Sometimes step #5 can mess the inside of document. In that case you do not recolor anything instead you remember all the regressed lines for edge areas. Then after whole process is done join together all lines that are parallel and close to same axis (infinite line) that should reduce to 4 big lines determining document rectangle. So now fill with black all outside pixels (by geometric approach)

0
votes

For such tasks you would usually carefully examine input data and try to figure out what cues can you utilize. But unfortunately you have provided only one example, which makes this approach pretty useless.
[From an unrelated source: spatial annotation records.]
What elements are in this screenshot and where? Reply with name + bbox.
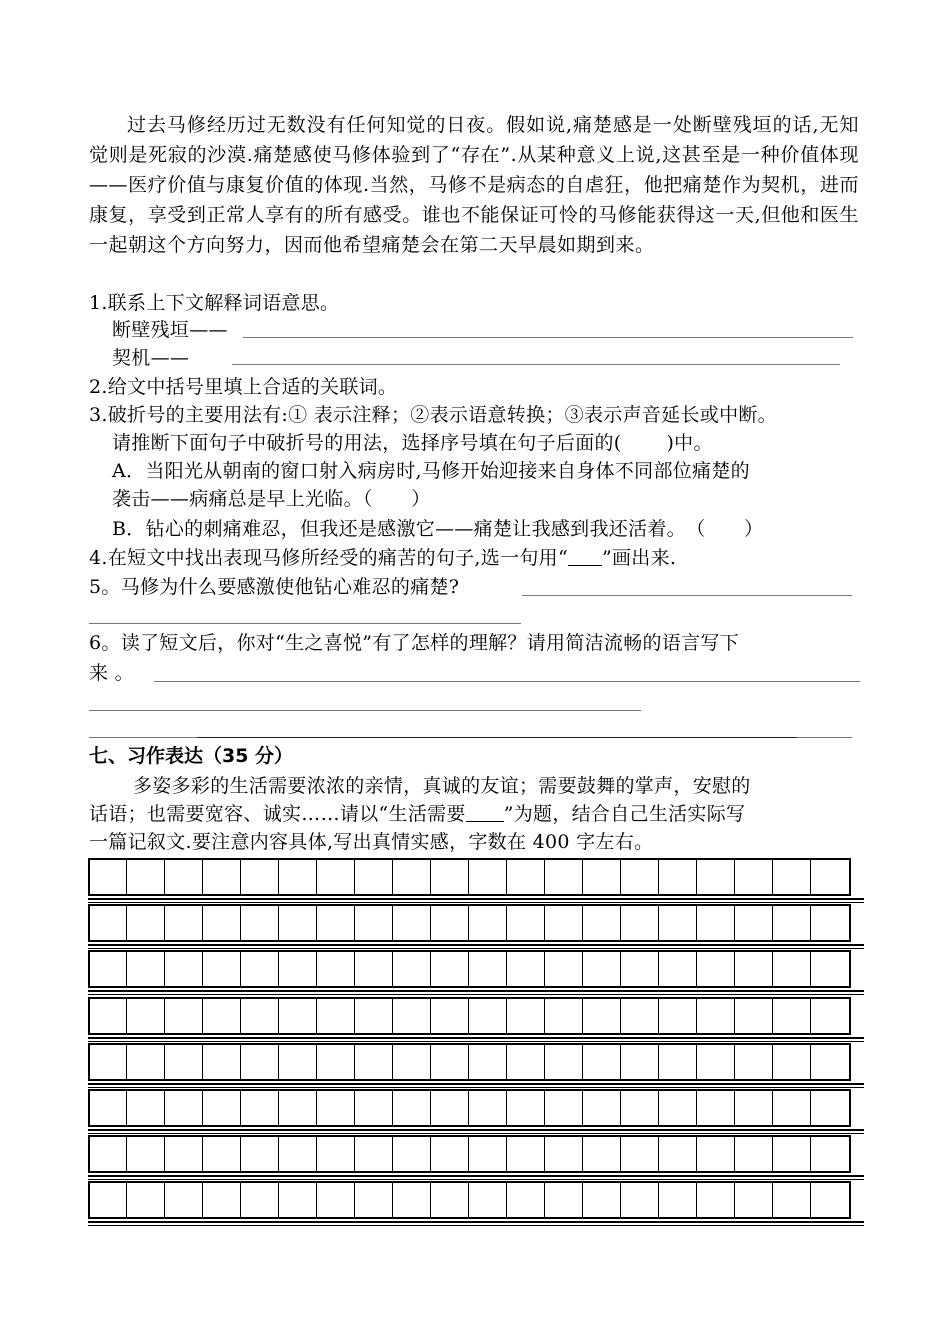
grid-cell[interactable] xyxy=(90,952,127,986)
grid-cell[interactable] xyxy=(697,999,734,1033)
grid-row-separator xyxy=(88,990,864,992)
answer-line-1b[interactable] xyxy=(232,364,840,365)
grid-row-separator xyxy=(88,898,864,900)
grid-row-separator xyxy=(88,948,864,949)
answer-line-5a[interactable] xyxy=(522,595,852,596)
grid-cell[interactable] xyxy=(356,1137,393,1171)
question-3-line-1: 3.破折号的主要用法有:① 表示注释；②表示语意转换；③表示声音延长或中断。 xyxy=(89,404,777,426)
grid-cell[interactable] xyxy=(128,1045,165,1079)
composition-prompt-text-start: 话语；也需要宽容、诚实……请以“生活需要 xyxy=(89,803,466,825)
grid-cell[interactable] xyxy=(659,952,696,986)
grid-row xyxy=(88,858,851,896)
question-3-line-2: 请推断下面句子中破折号的用法，选择序号填在句子后面的( )中。 xyxy=(112,432,713,454)
question-1: 1.联系上下文解释词语意思。 xyxy=(89,292,340,314)
question-4-text-end: ”画出来. xyxy=(601,547,677,569)
grid-cell[interactable] xyxy=(318,952,355,986)
composition-prompt-line-1: 多姿多彩的生活需要浓浓的亲情，真诚的友谊；需要鼓舞的掌声，安慰的 xyxy=(133,775,751,797)
grid-cell[interactable] xyxy=(204,1183,241,1217)
answer-line-1a[interactable] xyxy=(243,337,853,338)
grid-cell[interactable] xyxy=(90,999,127,1033)
grid-row xyxy=(88,950,851,988)
question-6-line-2: 来 。 xyxy=(89,662,134,684)
grid-cell[interactable] xyxy=(659,1045,696,1079)
reading-passage: 过去马修经历过无数没有任何知觉的日夜。假如说,痛楚感是一处断壁残垣的话,无知觉则是死寂的沙漠.痛楚感使马修体验到了“存在”.从某种意义上说,这甚至是一种价值体现——医疗价值与康复价值的体现.当然，马修不是病态的自虐狂，他把痛楚作为契机，进而康复，享受到正常人享有的所有感受。谁也不能保证可怜的马修能获得这一天,但他和医生一起朝这个方向努力，因而他希望痛楚会在第二天早晨如期到来。 xyxy=(89,114,859,256)
grid-cell[interactable] xyxy=(394,952,431,986)
grid-cell[interactable] xyxy=(621,952,658,986)
grid-cell[interactable] xyxy=(90,1183,127,1217)
grid-cell[interactable] xyxy=(470,860,507,894)
grid-row-separator xyxy=(88,1041,864,1042)
grid-cell[interactable] xyxy=(697,860,734,894)
grid-cell[interactable] xyxy=(318,1137,355,1171)
grid-cell[interactable] xyxy=(545,860,582,894)
grid-cell[interactable] xyxy=(204,906,241,940)
section-7-heading: 七、习作表达（35 分） xyxy=(89,745,294,767)
grid-cell[interactable] xyxy=(280,1045,317,1079)
grid-cell[interactable] xyxy=(659,1183,696,1217)
grid-row xyxy=(88,997,851,1035)
grid-cell[interactable] xyxy=(90,1091,127,1125)
grid-cell[interactable] xyxy=(242,1183,279,1217)
grid-cell[interactable] xyxy=(621,999,658,1033)
grid-cell[interactable] xyxy=(128,1183,165,1217)
grid-cell[interactable] xyxy=(204,1091,241,1125)
grid-cell[interactable] xyxy=(166,1137,203,1171)
grid-cell[interactable] xyxy=(659,860,696,894)
grid-cell[interactable] xyxy=(545,906,582,940)
underline-mark xyxy=(568,545,602,566)
grid-row-separator xyxy=(88,1133,864,1134)
grid-cell[interactable] xyxy=(166,860,203,894)
grid-cell[interactable] xyxy=(394,860,431,894)
grid-cell[interactable] xyxy=(432,952,469,986)
grid-row xyxy=(88,904,851,942)
grid-cell[interactable] xyxy=(735,860,772,894)
grid-cell[interactable] xyxy=(773,1045,810,1079)
grid-cell[interactable] xyxy=(90,906,127,940)
grid-cell[interactable] xyxy=(621,906,658,940)
answer-line-6b[interactable] xyxy=(89,710,641,711)
grid-cell[interactable] xyxy=(545,952,582,986)
grid-row-separator xyxy=(88,1175,864,1177)
answer-line-6c[interactable] xyxy=(89,737,197,738)
grid-cell[interactable] xyxy=(735,906,772,940)
grid-cell[interactable] xyxy=(470,952,507,986)
grid-cell[interactable] xyxy=(432,1137,469,1171)
grid-row-separator xyxy=(88,1179,864,1180)
grid-cell[interactable] xyxy=(394,1045,431,1079)
question-3-a-line-2: 袭击——病痛总是早上光临。（ ） xyxy=(112,488,431,510)
grid-cell[interactable] xyxy=(773,1137,810,1171)
grid-cell[interactable] xyxy=(128,1091,165,1125)
answer-line-6e[interactable] xyxy=(797,737,852,738)
grid-cell[interactable] xyxy=(394,1183,431,1217)
grid-cell[interactable] xyxy=(545,1183,582,1217)
grid-cell[interactable] xyxy=(507,1045,544,1079)
grid-cell[interactable] xyxy=(318,860,355,894)
grid-cell[interactable] xyxy=(242,952,279,986)
grid-cell[interactable] xyxy=(545,1091,582,1125)
composition-prompt-line-2 xyxy=(89,799,745,829)
grid-cell[interactable] xyxy=(128,999,165,1033)
grid-cell[interactable] xyxy=(583,1045,620,1079)
grid-cell[interactable] xyxy=(621,1091,658,1125)
grid-cell[interactable] xyxy=(242,1045,279,1079)
grid-cell[interactable] xyxy=(507,999,544,1033)
grid-cell[interactable] xyxy=(280,1137,317,1171)
grid-cell[interactable] xyxy=(583,906,620,940)
grid-row-separator xyxy=(88,1083,864,1085)
grid-cell[interactable] xyxy=(773,952,810,986)
grid-cell[interactable] xyxy=(735,1183,772,1217)
grid-cell[interactable] xyxy=(128,860,165,894)
grid-cell[interactable] xyxy=(166,1091,203,1125)
title-blank[interactable] xyxy=(466,801,504,822)
question-5: 5。马修为什么要感激使他钻心难忍的痛楚? xyxy=(89,576,460,598)
question-1-term-a: 断壁残垣—— xyxy=(112,319,228,341)
grid-cell[interactable] xyxy=(432,1091,469,1125)
grid-cell[interactable] xyxy=(621,860,658,894)
answer-line-6a[interactable] xyxy=(154,681,860,682)
grid-cell[interactable] xyxy=(773,860,810,894)
answer-line-6d[interactable] xyxy=(197,737,797,738)
grid-cell[interactable] xyxy=(204,1137,241,1171)
question-1-term-b: 契机—— xyxy=(112,347,190,369)
grid-cell[interactable] xyxy=(659,1091,696,1125)
grid-cell[interactable] xyxy=(507,906,544,940)
grid-cell[interactable] xyxy=(735,952,772,986)
grid-cell[interactable] xyxy=(318,1045,355,1079)
grid-cell[interactable] xyxy=(280,860,317,894)
grid-cell[interactable] xyxy=(507,1091,544,1125)
grid-row-separator xyxy=(88,994,864,995)
grid-cell[interactable] xyxy=(318,1183,355,1217)
grid-cell[interactable] xyxy=(356,906,393,940)
grid-cell[interactable] xyxy=(470,906,507,940)
grid-cell[interactable] xyxy=(583,1091,620,1125)
grid-cell[interactable] xyxy=(697,1091,734,1125)
grid-cell[interactable] xyxy=(128,906,165,940)
grid-cell[interactable] xyxy=(697,906,734,940)
grid-row-separator xyxy=(88,1037,864,1039)
question-4 xyxy=(89,543,676,573)
grid-cell[interactable] xyxy=(773,999,810,1033)
grid-cell[interactable] xyxy=(583,952,620,986)
grid-cell[interactable] xyxy=(242,860,279,894)
grid-cell[interactable] xyxy=(621,1183,658,1217)
grid-cell[interactable] xyxy=(356,952,393,986)
grid-cell[interactable] xyxy=(128,952,165,986)
grid-cell[interactable] xyxy=(470,999,507,1033)
grid-cell[interactable] xyxy=(166,999,203,1033)
question-4-text-start: 4.在短文中找出表现马修所经受的痛苦的句子,选一句用“ xyxy=(89,547,568,569)
grid-cell[interactable] xyxy=(318,1091,355,1125)
composition-prompt-text-end: ”为题，结合自己生活实际写 xyxy=(503,803,746,825)
grid-cell[interactable] xyxy=(621,1137,658,1171)
grid-cell[interactable] xyxy=(697,1183,734,1217)
grid-cell[interactable] xyxy=(507,1183,544,1217)
grid-cell[interactable] xyxy=(204,860,241,894)
question-2: 2.给文中括号里填上合适的关联词。 xyxy=(89,376,398,398)
composition-prompt-line-3: 一篇记叙文.要注意内容具体,写出真情实感，字数在 400 字左右。 xyxy=(89,831,654,853)
grid-cell[interactable] xyxy=(545,1045,582,1079)
grid-cell[interactable] xyxy=(697,1045,734,1079)
grid-cell[interactable] xyxy=(318,999,355,1033)
grid-cell[interactable] xyxy=(583,860,620,894)
grid-row-separator xyxy=(88,902,864,903)
grid-cell[interactable] xyxy=(507,952,544,986)
grid-cell[interactable] xyxy=(166,906,203,940)
grid-cell[interactable] xyxy=(659,906,696,940)
grid-cell[interactable] xyxy=(128,1137,165,1171)
grid-cell[interactable] xyxy=(470,1091,507,1125)
grid-cell[interactable] xyxy=(394,999,431,1033)
grid-cell[interactable] xyxy=(166,1045,203,1079)
grid-cell[interactable] xyxy=(697,952,734,986)
grid-cell[interactable] xyxy=(735,1091,772,1125)
grid-cell[interactable] xyxy=(735,999,772,1033)
grid-cell[interactable] xyxy=(583,1183,620,1217)
grid-cell[interactable] xyxy=(394,1091,431,1125)
grid-cell[interactable] xyxy=(204,952,241,986)
grid-cell[interactable] xyxy=(280,1183,317,1217)
grid-cell[interactable] xyxy=(356,1045,393,1079)
grid-cell[interactable] xyxy=(773,906,810,940)
grid-cell[interactable] xyxy=(242,906,279,940)
grid-cell[interactable] xyxy=(735,1137,772,1171)
question-3-a-line-1: A．当阳光从朝南的窗口射入病房时,马修开始迎接来自身体不同部位痛楚的 xyxy=(112,460,750,482)
grid-cell[interactable] xyxy=(545,999,582,1033)
question-3-b: B．钻心的刺痛难忍，但我还是感激它——痛楚让我感到我还活着。 （ ） xyxy=(112,518,764,540)
grid-cell[interactable] xyxy=(659,999,696,1033)
grid-cell[interactable] xyxy=(583,999,620,1033)
grid-cell[interactable] xyxy=(432,906,469,940)
grid-cell[interactable] xyxy=(356,1183,393,1217)
grid-cell[interactable] xyxy=(280,952,317,986)
grid-cell[interactable] xyxy=(432,1045,469,1079)
grid-cell[interactable] xyxy=(470,1137,507,1171)
grid-cell[interactable] xyxy=(621,1045,658,1079)
grid-cell[interactable] xyxy=(394,1137,431,1171)
grid-cell[interactable] xyxy=(773,1091,810,1125)
grid-cell[interactable] xyxy=(432,999,469,1033)
grid-row xyxy=(88,1181,851,1219)
grid-cell[interactable] xyxy=(242,999,279,1033)
grid-row-separator xyxy=(88,1225,864,1226)
grid-cell[interactable] xyxy=(280,1091,317,1125)
grid-row-separator xyxy=(88,944,864,946)
grid-cell[interactable] xyxy=(545,1137,582,1171)
grid-row xyxy=(88,1043,851,1081)
answer-line-5b[interactable] xyxy=(89,623,521,624)
grid-cell[interactable] xyxy=(90,1045,127,1079)
grid-cell[interactable] xyxy=(659,1137,696,1171)
grid-cell[interactable] xyxy=(583,1137,620,1171)
grid-cell[interactable] xyxy=(166,952,203,986)
grid-cell[interactable] xyxy=(166,1183,203,1217)
grid-cell[interactable] xyxy=(470,1045,507,1079)
writing-grid xyxy=(88,858,864,1228)
grid-row xyxy=(88,1089,851,1127)
grid-cell[interactable] xyxy=(507,1137,544,1171)
grid-cell[interactable] xyxy=(356,860,393,894)
grid-row-separator xyxy=(88,1221,864,1223)
grid-cell[interactable] xyxy=(735,1045,772,1079)
grid-cell[interactable] xyxy=(356,1091,393,1125)
grid-cell[interactable] xyxy=(280,999,317,1033)
grid-cell[interactable] xyxy=(204,1045,241,1079)
grid-cell[interactable] xyxy=(773,1183,810,1217)
grid-cell[interactable] xyxy=(242,1091,279,1125)
grid-cell[interactable] xyxy=(242,1137,279,1171)
grid-row xyxy=(88,1135,851,1173)
grid-cell[interactable] xyxy=(356,999,393,1033)
grid-cell[interactable] xyxy=(280,906,317,940)
grid-cell[interactable] xyxy=(394,906,431,940)
grid-cell[interactable] xyxy=(90,860,127,894)
grid-cell[interactable] xyxy=(697,1137,734,1171)
question-6-line-1: 6。读了短文后，你对“生之喜悦”有了怎样的理解？请用简洁流畅的语言写下 xyxy=(89,632,740,654)
grid-cell[interactable] xyxy=(432,860,469,894)
grid-cell[interactable] xyxy=(432,1183,469,1217)
grid-cell[interactable] xyxy=(90,1137,127,1171)
grid-cell[interactable] xyxy=(204,999,241,1033)
grid-row-separator xyxy=(88,1129,864,1131)
grid-cell[interactable] xyxy=(318,906,355,940)
grid-cell[interactable] xyxy=(470,1183,507,1217)
grid-row-separator xyxy=(88,1087,864,1088)
grid-cell[interactable] xyxy=(507,860,544,894)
Besides, this representation is not really comfortable to work with - have you done some preprocessing, or this is what you get as input? In first case, you may get better advice if you can show us real input.

Next, if your goal is noise reduction and not document/background segmentation - you are really limited in options. Similar to what you said, I would try to detect connected components with 255 intensity (instead of detecting contours, which can be less robust) and remove ones with small area. That may fail on certain instances.

Besides, on image you have provided you can use local statistics to suppress areas of regular noise. This will reduce background clutter if you select neighborhood size appropriately.

But again, if you are doing this for document detection - there may be more robust approaches.

For example, if you know the foreground object (driver's ID) - you can try to collect a dataset of ID images, and calculate the 'typical' color histogram - it may be rather characteristic. After that, you can backproject this histogram on input image and get either rough region of interest, or maybe even precise mask. Then you may binarize it and try to detect contours. You may try different color spaces and bin sizes to see which fits best.

If you have to work in different lighting conditions you can try to equalize histogram or do some other preprocessing to reduce color variation caused by lighting.

0
votes

Strictly answering the question for the binary image (i.e. after the harm as been made):

What seems characteristic of the edge pixels as opposed to noise is that they form (relatively) long and smooth chains.

So far I see no better way than tracing all chains of 8-connected pixels, for instance with a contour following algorithm, and detect the straight sections, for example by Douglas-Peucker simplification.

As the noise is only on the outside of the card, the outline of the blobs will have at least one "clean" section. Keep the sections that are long enough.

This may destroy the curved corners as well and actually you should look for the "smooth" paths that are long enough.

Unfortunately, I cannot advise of any specific algorithm to address that. It should probably be based on graph analysis combined to geometry (enumerating long paths in a graph and checking the local/global curvature).

As far as I know (after reading thousands related articles), this is nowhere addressed in the literature.